A beginner’s question this time:

What does zoom have to do with wide angle? I thought they were two opposite things!

Not necessarily. A “zoom” lens is simply an adjustable lens. As opposed to a prime lens.

What you are perhaps confusing with a “zoom” lens, dear student, is a telephoto lens.

Let me explain.

There are two main types of lenses:

  1. Zoom – this means adjustable focal length.
  2. Prime – this means not adjustable: you have to zoom in by stepping forward.

And, an entirely unrelated classification, there are various lengths of lenses:

  • Wide angle – roughly, less than 24mm on a crop camera
  • Standard – roughly, 30-40 mm on a crop camera
  • Telephoto – roughly, longer than 50 on a crop camera

So a 10-20mm zoom lens is a wide angle zoom lens. A 24-105 zoom lens is a wide-to-telephoto zoom. A 24mm prime is a wide angle prime lens.

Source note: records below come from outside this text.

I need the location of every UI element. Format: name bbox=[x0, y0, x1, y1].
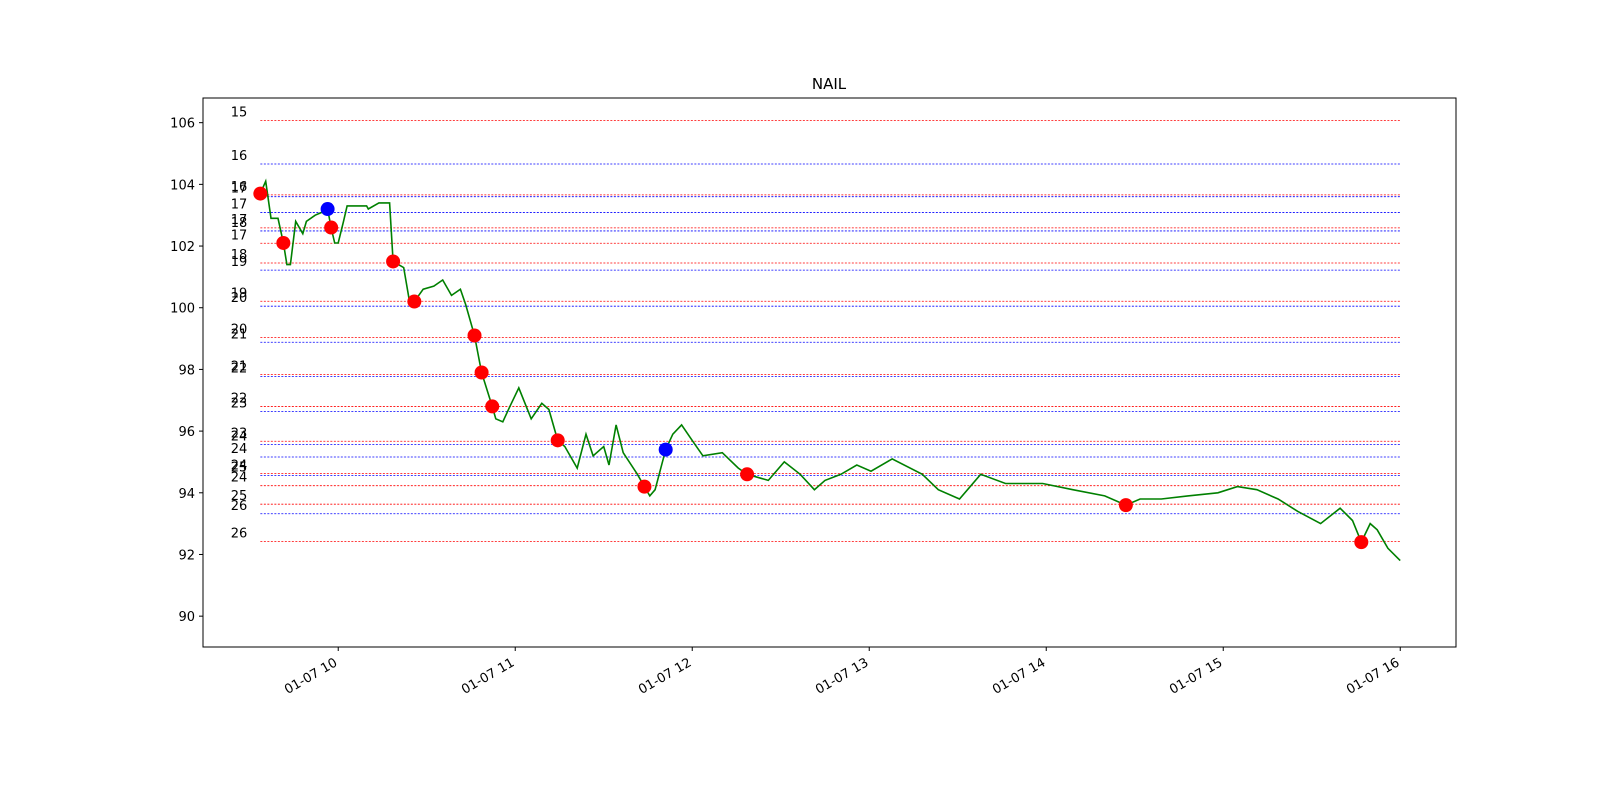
y-tick-label: 102 bbox=[170, 240, 195, 255]
level-label: 19 bbox=[231, 286, 248, 301]
marker bbox=[1118, 498, 1133, 513]
marker bbox=[550, 433, 565, 448]
marker bbox=[386, 254, 401, 269]
y-tick-label: 96 bbox=[178, 425, 195, 440]
marker bbox=[324, 220, 339, 235]
x-tick-label: 01-07 12 bbox=[636, 655, 694, 697]
level-label: 25 bbox=[231, 461, 248, 476]
x-tick-label: 01-07 14 bbox=[990, 655, 1048, 697]
x-tick-label: 01-07 10 bbox=[282, 655, 340, 697]
x-tick-label: 01-07 11 bbox=[459, 655, 517, 697]
price-line bbox=[259, 178, 1401, 562]
level-label: 24 bbox=[231, 429, 248, 444]
level-label: 25 bbox=[231, 489, 248, 504]
marker bbox=[407, 294, 422, 309]
y-tick-label: 104 bbox=[170, 178, 195, 193]
y-tick-label: 90 bbox=[178, 610, 195, 625]
marker bbox=[276, 235, 291, 250]
level-label: 16 bbox=[231, 149, 248, 164]
marker bbox=[485, 399, 500, 414]
x-tick-label: 01-07 15 bbox=[1167, 655, 1225, 697]
level-label: 21 bbox=[231, 327, 248, 342]
y-tick-label: 98 bbox=[178, 363, 195, 378]
level-label: 17 bbox=[231, 228, 248, 243]
level-label: 24 bbox=[231, 458, 248, 473]
level-label: 15 bbox=[231, 106, 248, 121]
level-label: 26 bbox=[231, 499, 248, 514]
level-label: 26 bbox=[231, 527, 248, 542]
level-label: 22 bbox=[231, 362, 248, 377]
y-tick-label: 92 bbox=[178, 548, 195, 563]
marker bbox=[467, 328, 482, 343]
level-label: 21 bbox=[231, 359, 248, 374]
level-label: 16 bbox=[231, 180, 248, 195]
marker bbox=[474, 365, 489, 380]
plot-frame bbox=[202, 97, 1457, 648]
chart-title: NAIL bbox=[812, 75, 847, 93]
marker bbox=[253, 186, 268, 201]
marker bbox=[637, 479, 652, 494]
level-label: 20 bbox=[231, 291, 248, 306]
level-label: 17 bbox=[231, 213, 248, 228]
level-label: 18 bbox=[231, 216, 248, 231]
level-label: 24 bbox=[231, 442, 248, 457]
marker bbox=[658, 442, 673, 457]
x-tick-label: 01-07 16 bbox=[1344, 655, 1402, 697]
level-label: 18 bbox=[231, 248, 248, 263]
level-label: 17 bbox=[231, 197, 248, 212]
x-tick-label: 01-07 13 bbox=[813, 655, 871, 697]
level-label: 19 bbox=[231, 255, 248, 270]
y-tick-label: 106 bbox=[170, 117, 195, 132]
marker bbox=[320, 202, 335, 217]
level-label: 22 bbox=[231, 391, 248, 406]
level-label: 23 bbox=[231, 426, 248, 441]
level-label: 17 bbox=[231, 182, 248, 197]
marker bbox=[1354, 535, 1369, 550]
y-tick-label: 94 bbox=[178, 487, 195, 502]
level-label: 24 bbox=[231, 471, 248, 486]
y-tick-label: 100 bbox=[170, 302, 195, 317]
level-label: 23 bbox=[231, 396, 248, 411]
marker bbox=[740, 467, 755, 482]
level-label: 20 bbox=[231, 322, 248, 337]
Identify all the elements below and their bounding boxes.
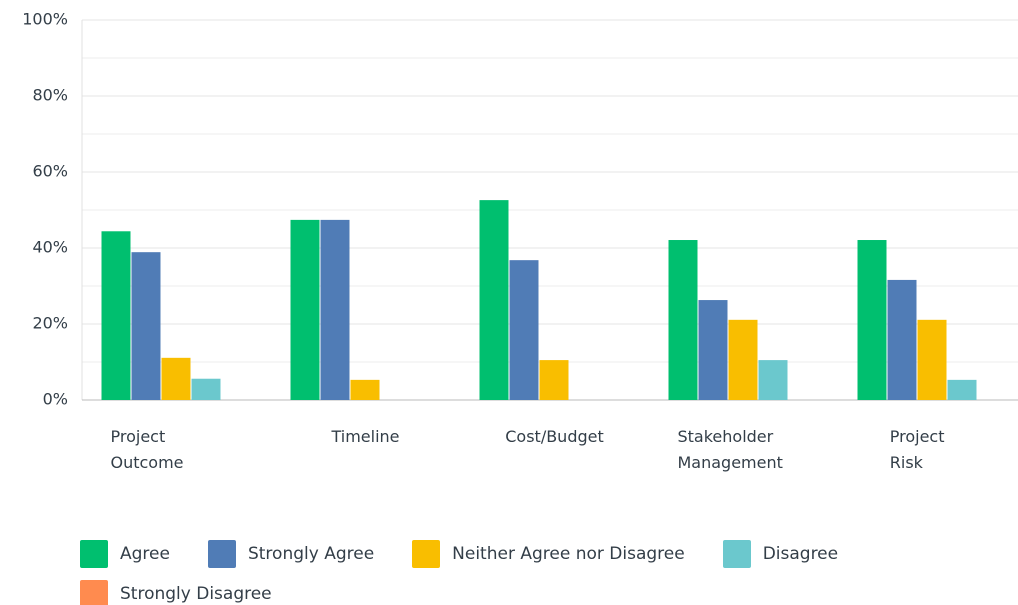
- bar: [539, 360, 569, 400]
- bar: [479, 200, 509, 400]
- y-tick-label: 0%: [43, 390, 68, 409]
- legend-swatch: [412, 540, 441, 568]
- legend-item: Neither Agree nor Disagree: [412, 540, 685, 568]
- legend-item: Agree: [80, 540, 170, 568]
- bar: [728, 319, 758, 400]
- bar: [350, 379, 380, 400]
- y-tick-label: 20%: [32, 314, 68, 333]
- legend-item: Disagree: [722, 540, 839, 568]
- legend-label: Neither Agree nor Disagree: [452, 544, 685, 564]
- bar: [698, 300, 728, 400]
- bar: [668, 240, 698, 400]
- legend-swatch: [722, 540, 751, 568]
- legend: Agree Strongly Agree Neither Agree nor Dis…: [80, 540, 1000, 605]
- x-tick-label: Cost/Budget: [505, 427, 604, 446]
- bar: [509, 260, 539, 400]
- x-tick-label: Project Outcome: [110, 427, 184, 472]
- x-tick-label: Stakeholder Management: [677, 427, 783, 472]
- legend-swatch: [207, 540, 236, 568]
- x-tick-label: Timeline: [331, 427, 400, 446]
- y-tick-label: 40%: [32, 238, 68, 257]
- legend-label: Agree: [120, 544, 170, 564]
- legend-item: Strongly Agree: [207, 540, 375, 568]
- legend-swatch: [80, 580, 108, 605]
- y-tick-label: 100%: [22, 10, 68, 29]
- bar: [131, 252, 161, 400]
- legend-item: Strongly Disagree: [80, 580, 272, 605]
- bar: [758, 360, 788, 400]
- y-tick-label: 60%: [32, 162, 68, 181]
- y-tick-label: 80%: [32, 86, 68, 105]
- bar: [290, 219, 320, 400]
- bar: [887, 279, 917, 400]
- bar: [917, 319, 947, 400]
- bar: [191, 378, 221, 400]
- legend-label: Strongly Disagree: [120, 584, 272, 604]
- bar: [101, 231, 131, 400]
- bar: [947, 379, 977, 400]
- legend-label: Disagree: [762, 544, 839, 564]
- x-tick-label: Project Risk: [889, 427, 945, 472]
- bar: [320, 219, 350, 400]
- legend-swatch: [80, 540, 108, 568]
- legend-label: Strongly Agree: [247, 544, 375, 564]
- bar: [161, 357, 191, 400]
- bar: [857, 240, 887, 400]
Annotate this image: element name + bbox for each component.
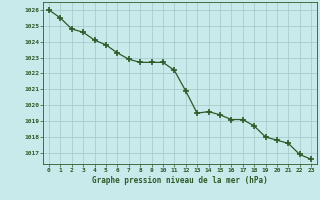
X-axis label: Graphe pression niveau de la mer (hPa): Graphe pression niveau de la mer (hPa) bbox=[92, 176, 268, 185]
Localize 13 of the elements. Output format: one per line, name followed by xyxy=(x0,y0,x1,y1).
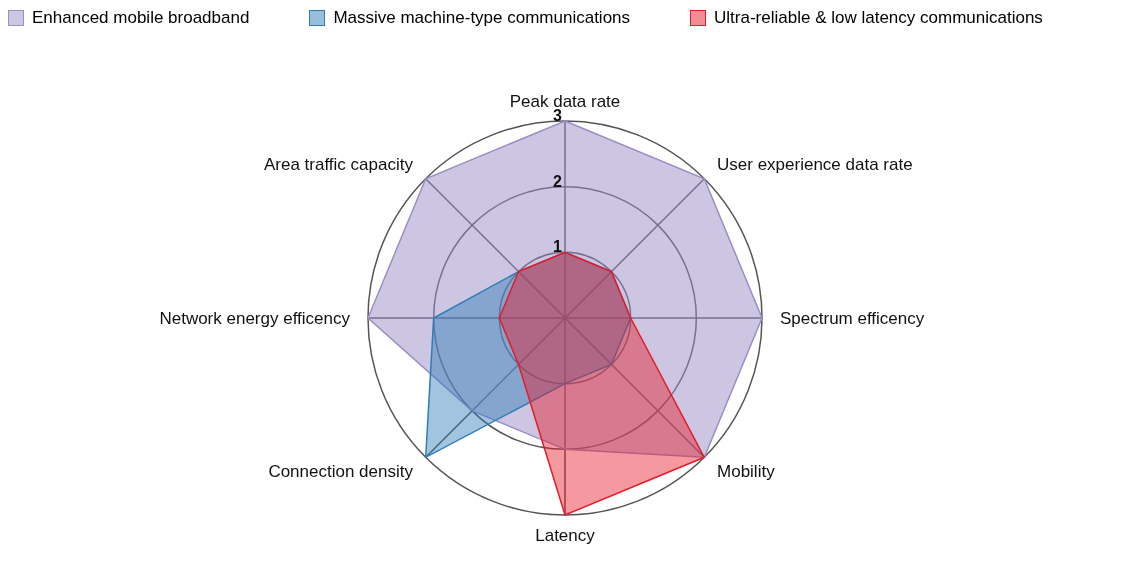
legend-label: Ultra-reliable & low latency communications xyxy=(714,8,1043,28)
spoke-label: Latency xyxy=(535,525,596,545)
y-tick-label: 2 xyxy=(553,172,562,190)
y-tick-label: 3 xyxy=(553,107,562,124)
spoke-label: User experience data rate xyxy=(717,155,913,175)
spoke-label: Connection density xyxy=(268,461,414,481)
y-tick-label: 1 xyxy=(553,238,562,256)
spoke-label: Mobility xyxy=(717,461,776,481)
spoke-label: Spectrum efficency xyxy=(780,308,925,328)
legend-label: Enhanced mobile broadband xyxy=(32,8,250,28)
spoke-label: Area traffic capacity xyxy=(263,155,414,175)
spoke-label: Network energy efficency xyxy=(159,308,351,328)
legend-label: Massive machine-type communications xyxy=(333,8,631,28)
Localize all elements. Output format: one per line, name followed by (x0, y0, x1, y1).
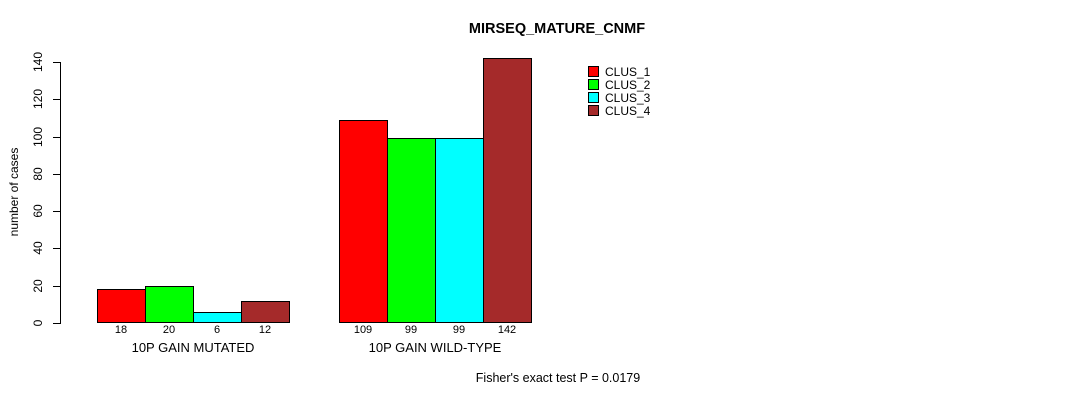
bar-value-label: 20 (162, 324, 176, 336)
y-axis-tick (53, 137, 60, 138)
bar-CLUS_3 (435, 138, 484, 323)
y-tick-label: 60 (31, 204, 45, 218)
bar-value-label: 99 (404, 324, 418, 336)
bar-CLUS_1 (97, 289, 146, 323)
y-tick-label: 140 (31, 51, 45, 73)
bar-CLUS_2 (145, 286, 194, 323)
chart-title: MIRSEQ_MATURE_CNMF (468, 21, 646, 37)
legend-item: CLUS_1 (588, 64, 651, 79)
y-tick-label: 0 (31, 319, 45, 327)
bar-CLUS_2 (387, 138, 436, 323)
y-axis-tick (53, 62, 60, 63)
bar-CLUS_1 (339, 120, 388, 323)
legend-item: CLUS_3 (588, 90, 651, 105)
y-axis-label: number of cases (7, 147, 21, 237)
y-tick-label: 120 (31, 88, 45, 110)
y-axis-tick (53, 211, 60, 212)
y-tick-label: 100 (31, 126, 45, 148)
legend: CLUS_1 CLUS_2 CLUS_3 CLUS_4 (588, 64, 651, 118)
legend-swatch (588, 105, 599, 116)
annotation-text: Fisher's exact test P = 0.0179 (475, 371, 641, 385)
legend-label: CLUS_3 (605, 90, 651, 105)
bar-value-label: 6 (213, 324, 221, 336)
bar-value-label: 12 (258, 324, 272, 336)
bar-CLUS_4 (483, 58, 532, 323)
legend-swatch (588, 92, 599, 103)
legend-label: CLUS_1 (605, 64, 651, 79)
legend-item: CLUS_4 (588, 103, 651, 118)
bar-value-label: 99 (452, 324, 466, 336)
legend-label: CLUS_4 (605, 103, 651, 118)
legend-item: CLUS_2 (588, 77, 651, 92)
bar-value-label: 142 (497, 324, 517, 336)
y-axis-tick (53, 174, 60, 175)
y-axis-tick (53, 248, 60, 249)
y-axis-tick (53, 99, 60, 100)
legend-swatch (588, 66, 599, 77)
y-tick-label: 80 (31, 167, 45, 181)
y-axis-line (60, 62, 61, 324)
y-axis-tick (53, 286, 60, 287)
x-group-label: 10P GAIN MUTATED (131, 340, 255, 355)
bar-CLUS_3 (193, 312, 242, 323)
bar-CLUS_4 (241, 301, 290, 323)
y-tick-label: 40 (31, 241, 45, 255)
bar-value-label: 109 (353, 324, 373, 336)
x-group-label: 10P GAIN WILD-TYPE (368, 340, 502, 355)
legend-swatch (588, 79, 599, 90)
bar-value-label: 18 (114, 324, 128, 336)
legend-label: CLUS_2 (605, 77, 651, 92)
y-axis-tick (53, 323, 60, 324)
y-tick-label: 20 (31, 279, 45, 293)
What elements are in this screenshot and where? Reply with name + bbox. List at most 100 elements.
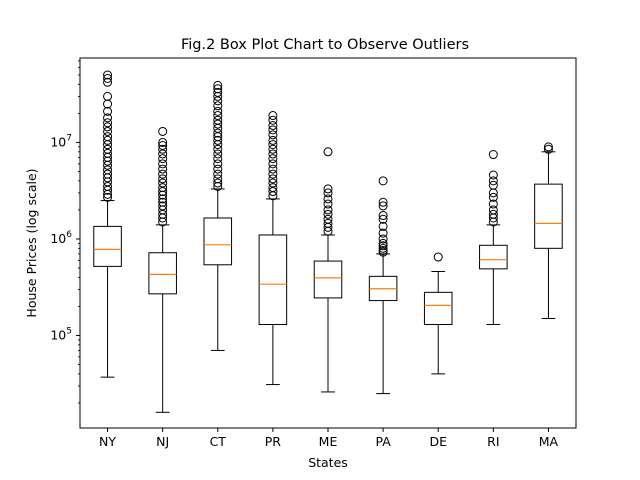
outlier-point	[158, 197, 168, 207]
outlier-point	[158, 140, 168, 150]
outlier-point	[103, 106, 113, 116]
outlier-point	[213, 115, 223, 125]
outlier-point	[103, 169, 113, 179]
iqr-box	[534, 183, 563, 249]
outlier-point	[268, 178, 278, 188]
outlier-point	[103, 73, 113, 83]
outlier-point	[378, 211, 388, 221]
y-tick-label: 105	[50, 326, 72, 342]
outlier-point	[213, 164, 223, 174]
outlier-point	[268, 164, 278, 174]
iqr-box	[479, 244, 508, 270]
box-ny	[93, 70, 122, 378]
outlier-point	[103, 192, 113, 202]
outlier-point	[323, 199, 333, 209]
box-ct	[203, 80, 233, 351]
outlier-point	[268, 174, 278, 184]
outlier-point	[213, 101, 223, 111]
outlier-point	[213, 144, 223, 154]
outlier-point	[378, 243, 388, 253]
outlier-point	[103, 91, 113, 101]
outlier-point	[213, 154, 223, 164]
x-tick-label: DE	[429, 434, 447, 449]
outlier-point	[213, 106, 223, 116]
outlier-point	[103, 144, 113, 154]
outlier-point	[213, 135, 223, 145]
outlier-point	[103, 148, 113, 158]
outlier-point	[378, 228, 388, 238]
outlier-point	[103, 135, 113, 145]
box-me	[313, 147, 343, 393]
outlier-point	[213, 128, 223, 138]
outlier-point	[158, 169, 168, 179]
outlier-point	[268, 130, 278, 140]
iqr-box	[258, 234, 288, 325]
box-nj	[148, 126, 177, 413]
box-pr	[258, 111, 288, 386]
outlier-point	[268, 115, 278, 125]
outlier-point	[158, 178, 168, 188]
outlier-point	[323, 188, 333, 198]
outlier-point	[103, 113, 113, 123]
outlier-point	[378, 234, 388, 244]
outlier-point	[158, 154, 168, 164]
outlier-point	[268, 183, 278, 193]
iqr-box	[93, 225, 122, 267]
y-tick-label: 107	[50, 133, 72, 149]
outlier-point	[378, 214, 388, 224]
outlier-point	[268, 111, 278, 121]
outlier-point	[543, 142, 553, 152]
outlier-point	[268, 159, 278, 169]
outlier-point	[323, 194, 333, 204]
outlier-point	[268, 140, 278, 150]
outlier-point	[488, 170, 498, 180]
outlier-point	[213, 80, 223, 90]
outlier-point	[158, 164, 168, 174]
x-tick-label: CT	[210, 434, 227, 449]
x-tick-label: RI	[487, 434, 499, 449]
outlier-point	[103, 181, 113, 191]
outlier-point	[543, 144, 553, 154]
outlier-point	[158, 137, 168, 147]
outlier-point	[488, 192, 498, 202]
outlier-point	[213, 169, 223, 179]
outlier-point	[268, 149, 278, 159]
y-axis: 105 106 107	[50, 60, 80, 404]
outlier-point	[323, 218, 333, 228]
outlier-point	[158, 187, 168, 197]
outlier-point	[158, 183, 168, 193]
outlier-point	[323, 214, 333, 224]
x-tick-label: PR	[265, 434, 282, 449]
box-de	[423, 252, 453, 375]
outlier-point	[378, 176, 388, 186]
x-tick-label: MA	[539, 434, 559, 449]
x-axis-label: States	[308, 455, 348, 470]
x-tick-label: NY	[99, 434, 116, 449]
outlier-point	[213, 174, 223, 184]
outlier-point	[488, 205, 498, 215]
outlier-point	[213, 87, 223, 97]
outlier-point	[158, 194, 168, 204]
outlier-point	[488, 176, 498, 186]
outlier-point	[378, 241, 388, 251]
outlier-point	[433, 252, 443, 262]
outlier-point	[378, 197, 388, 207]
outlier-point	[268, 144, 278, 154]
iqr-box	[313, 260, 343, 299]
x-tick-label: PA	[375, 434, 391, 449]
chart-title: Fig.2 Box Plot Chart to Observe Outliers	[181, 37, 469, 53]
outlier-point	[378, 201, 388, 211]
outlier-point	[378, 221, 388, 231]
outlier-point	[488, 209, 498, 219]
outlier-point	[103, 122, 113, 132]
y-tick-label: 106	[50, 230, 72, 246]
outlier-point	[323, 209, 333, 219]
outlier-point	[213, 149, 223, 159]
iqr-box	[203, 217, 233, 266]
outlier-point	[103, 126, 113, 136]
outlier-point	[323, 147, 333, 157]
outlier-point	[103, 132, 113, 142]
outlier-point	[158, 190, 168, 200]
outlier-point	[378, 238, 388, 248]
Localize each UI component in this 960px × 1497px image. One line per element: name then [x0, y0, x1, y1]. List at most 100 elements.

And so on!

f/1.8 lens, stopped down, shot with f/1.4 lens, open

I have many times recommended 50mm f/1.8 lenses, and I’ll try to inspire you once more to go out and get one right now. Most manufacturers have a cheap lens like this:


As you will have heard me say many times, this lens is cheap, small, light, fast and sharp.

Ideal for portraits or for low-light subjects or images where you want to dramatically blur the background. If this lens is not in your kit yet, I recommend you add it immediately.